Fire alarm causes New Hall flooding
New Hall residents were awakened at about 5:45 a.m. Sunday to blaring fire alarms and blinking emergency lights.
Students said two sprinklers activated on the sixth floor, flooded about six rooms, soaking five lower floors. Water and smoke damage, wet ceiling tiles and puddles were visible on the affected floors.
Sophomore Stuart White, a resident of room 607, said two sprinklers activated on his floor: one between the elevators and room 609, and one in front of room 610.
Sophomore Pippa Castiaux, a resident of room 609, said she found about an “inch or two” of standing water on her floor in the kitchen, living room and in one bedroom.
Residents of room 611 also found standing water in their room. Students in both rooms said housekeeping used vacuums to remove the standing water and University officials offered to house residents in a hotel and Mitchell Hall but all students declined.
Student CLLC staff members declined to comment on the cause of the flooding or the extent of the damage.
Students on the sixth floor said they were pleased by the quick action by housekeeping and University officials, who visited their rooms soon after fire officials allowed residents back in the building.
“Most of the students were just sleepy and said, ‘whoever did this was a real jerk,'” a sixth-floor resident said.
Iranian Cultural Society holds party
The Iranian Cultural Society’s kick-off party Friday night displayed strong unity among students in the wake of Sept. 11. With free food, dancing and the music of DJ Du Jour, the ICS party also featured the Liquid Arts urban dance group.
After the Liquid Arts performance, the crowd of about 100 flooded the Hippodrome dance floor to groove to authentic Persian music organizers said young people in Iran would listen to.

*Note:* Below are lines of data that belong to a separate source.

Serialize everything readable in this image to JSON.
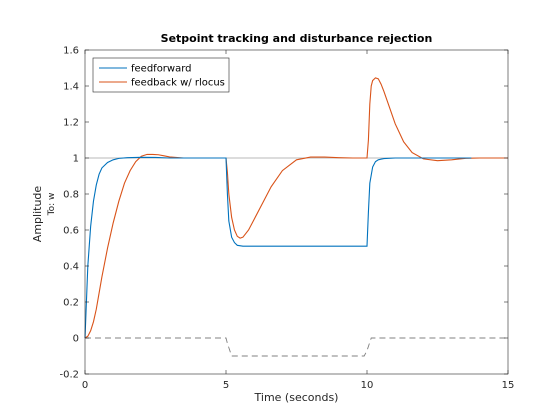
{
  "chart_data": {
    "type": "line",
    "title": "Setpoint tracking and disturbance rejection",
    "xlabel": "Time (seconds)",
    "ylabel": "Amplitude",
    "ysublabel": "To: w",
    "xlim": [
      0,
      15
    ],
    "ylim": [
      -0.2,
      1.6
    ],
    "xticks": [
      "0",
      "5",
      "10",
      "15"
    ],
    "yticks": [
      "-0.2",
      "0",
      "0.2",
      "0.4",
      "0.6",
      "0.8",
      "1",
      "1.2",
      "1.4",
      "1.6"
    ],
    "legend_position": "top-left",
    "reference_line": {
      "y": 1,
      "color": "#a0a0a0"
    },
    "series": [
      {
        "name": "feedforward",
        "color": "#0072BD",
        "x": [
          0,
          0.1,
          0.2,
          0.3,
          0.4,
          0.5,
          0.6,
          0.8,
          1.0,
          1.2,
          1.5,
          2.0,
          2.5,
          3.0,
          3.6,
          5.0,
          5.05,
          5.1,
          5.2,
          5.3,
          5.4,
          5.6,
          6.0,
          8.0,
          10.0,
          10.05,
          10.1,
          10.2,
          10.3,
          10.4,
          10.6,
          11.0,
          12.0,
          13.7
        ],
        "y": [
          0,
          0.4,
          0.62,
          0.76,
          0.85,
          0.91,
          0.945,
          0.975,
          0.99,
          0.998,
          1.002,
          1.004,
          1.003,
          1.0,
          1.0,
          1.0,
          0.8,
          0.65,
          0.56,
          0.53,
          0.515,
          0.51,
          0.51,
          0.51,
          0.51,
          0.7,
          0.86,
          0.95,
          0.98,
          0.99,
          0.997,
          1.0,
          1.0,
          1.0
        ]
      },
      {
        "name": "feedback w/ rlocus",
        "color": "#D95319",
        "x": [
          0,
          0.1,
          0.2,
          0.3,
          0.4,
          0.5,
          0.6,
          0.8,
          1.0,
          1.2,
          1.4,
          1.6,
          1.8,
          2.0,
          2.2,
          2.4,
          2.6,
          2.8,
          3.0,
          3.5,
          4.0,
          4.5,
          5.0,
          5.05,
          5.1,
          5.2,
          5.3,
          5.4,
          5.5,
          5.6,
          5.8,
          6.0,
          6.3,
          6.6,
          7.0,
          7.5,
          8.0,
          8.5,
          9.0,
          9.5,
          10.0,
          10.05,
          10.1,
          10.15,
          10.2,
          10.3,
          10.4,
          10.5,
          10.6,
          10.8,
          11.0,
          11.3,
          11.6,
          12.0,
          12.5,
          13.0,
          13.5,
          14.0,
          15.0
        ],
        "y": [
          0,
          0.01,
          0.04,
          0.09,
          0.16,
          0.25,
          0.34,
          0.5,
          0.64,
          0.76,
          0.86,
          0.93,
          0.98,
          1.01,
          1.02,
          1.02,
          1.018,
          1.012,
          1.006,
          1.0,
          1.0,
          1.0,
          1.0,
          0.92,
          0.8,
          0.67,
          0.6,
          0.565,
          0.555,
          0.56,
          0.6,
          0.66,
          0.75,
          0.84,
          0.93,
          0.99,
          1.005,
          1.005,
          1.002,
          1.0,
          1.0,
          1.1,
          1.3,
          1.4,
          1.43,
          1.445,
          1.44,
          1.41,
          1.37,
          1.28,
          1.19,
          1.09,
          1.03,
          0.995,
          0.985,
          0.99,
          0.998,
          1.0,
          1.0
        ]
      },
      {
        "name": "",
        "color": "#808080",
        "dash": true,
        "x": [
          0,
          5.0,
          5.05,
          5.2,
          9.9,
          10.0,
          10.15,
          15
        ],
        "y": [
          0,
          0,
          -0.03,
          -0.1,
          -0.1,
          -0.07,
          0,
          0
        ]
      }
    ]
  }
}
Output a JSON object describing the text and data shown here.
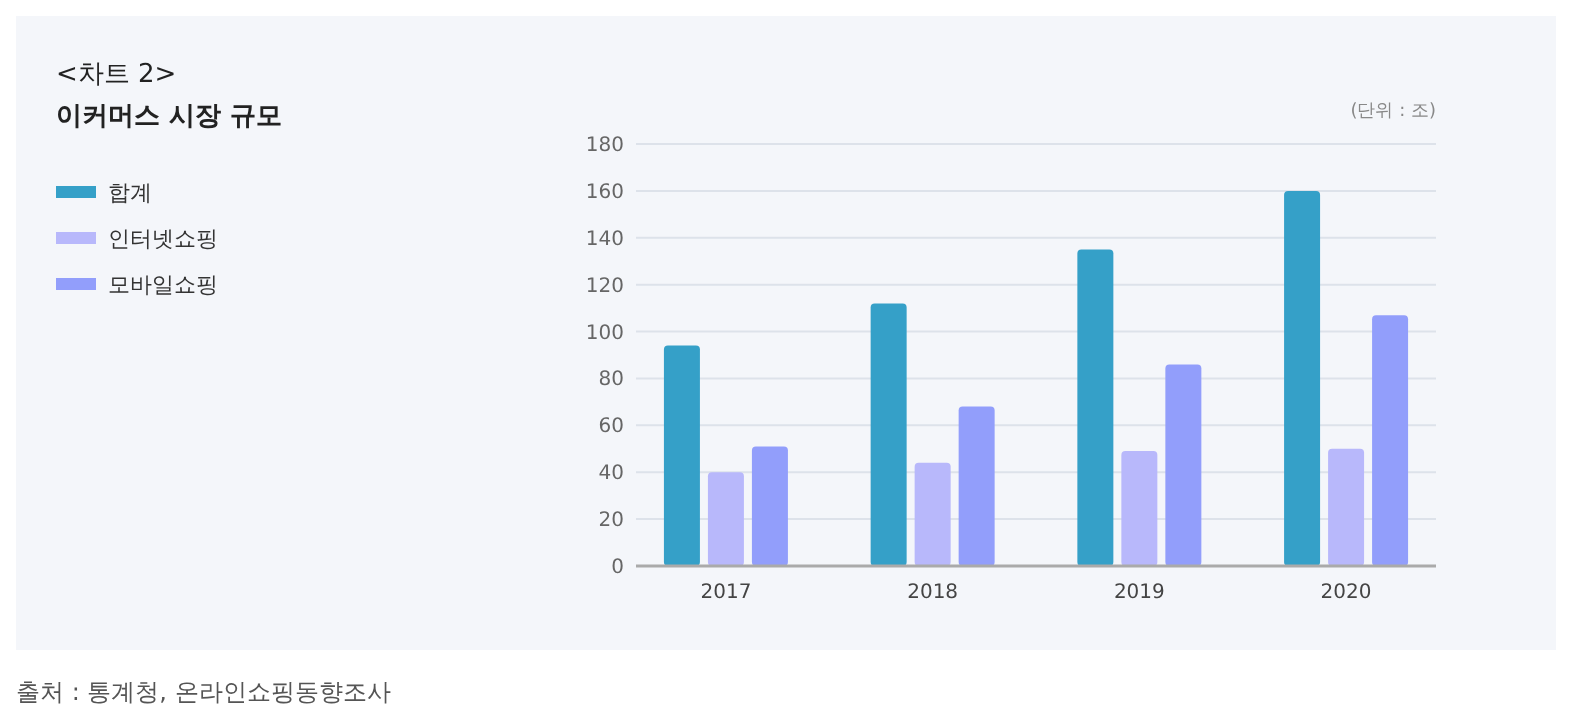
{
  "chart_data": {
    "type": "bar",
    "title": "<차트 2>",
    "subtitle": "이커머스 시장 규모",
    "ylabel": "(단위 : 조)",
    "annotations": [
      "출처 : 통계청, 온라인쇼핑동향조사"
    ],
    "categories": [
      "2017",
      "2018",
      "2019",
      "2020"
    ],
    "series": [
      {
        "name": "합계",
        "color": "#35a0c8",
        "values": [
          94,
          112,
          135,
          160
        ]
      },
      {
        "name": "인터넷쇼핑",
        "color": "#b8b8fb",
        "values": [
          40,
          44,
          49,
          50
        ]
      },
      {
        "name": "모바일쇼핑",
        "color": "#929efb",
        "values": [
          51,
          68,
          86,
          107
        ]
      }
    ],
    "ylim": [
      0,
      180
    ],
    "yticks": [
      0,
      20,
      40,
      60,
      80,
      100,
      120,
      140,
      160,
      180
    ],
    "grid": "y",
    "legend": "left"
  }
}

Co-presidents Lissa Sakata and Ameneh Aminian said because the ICS executive board is more active this year than ever before, they couldn’t compare the party to past events.
“We have a lot of people who are really committed to the organization,” Sakata said. She said the ICS has about 200 members.
Students from American, Georgetown and George Mason Universities and the University of Maryland also attended the party.
Trachtenberg receive honor for international efforts
University President Stephen Joel Trachtenberg received the “Key of Life” award Oct. 17 from Egypt’s International Economic Forum, recognizing his efforts to foster stronger U.S.-Egyptian relations.
“He was honored for his efforts to strengthen U.S.-Egyptian relations and because of initiatives (GW) has begun with various universities in Egypt to promote exchange of faculty or programs,” said Bob Ludwig, assistant director of media relations.
Trachtenberg hosted Egyptian President Hosni Mubarak in June 1999 and GW has coordinated a number of other programs with Egyptian institutions.
GW awaits test results
University officials said Friday they are still waiting for results from an anthrax test of the GW mailroom performed last week. Assistant Director of Media Relations Bob Ludwig said the private firm conducting the tests did not return the results because GW was one of many facilities they tested recently.
GW originally expected the tests within 72 hours, before the close of business Friday.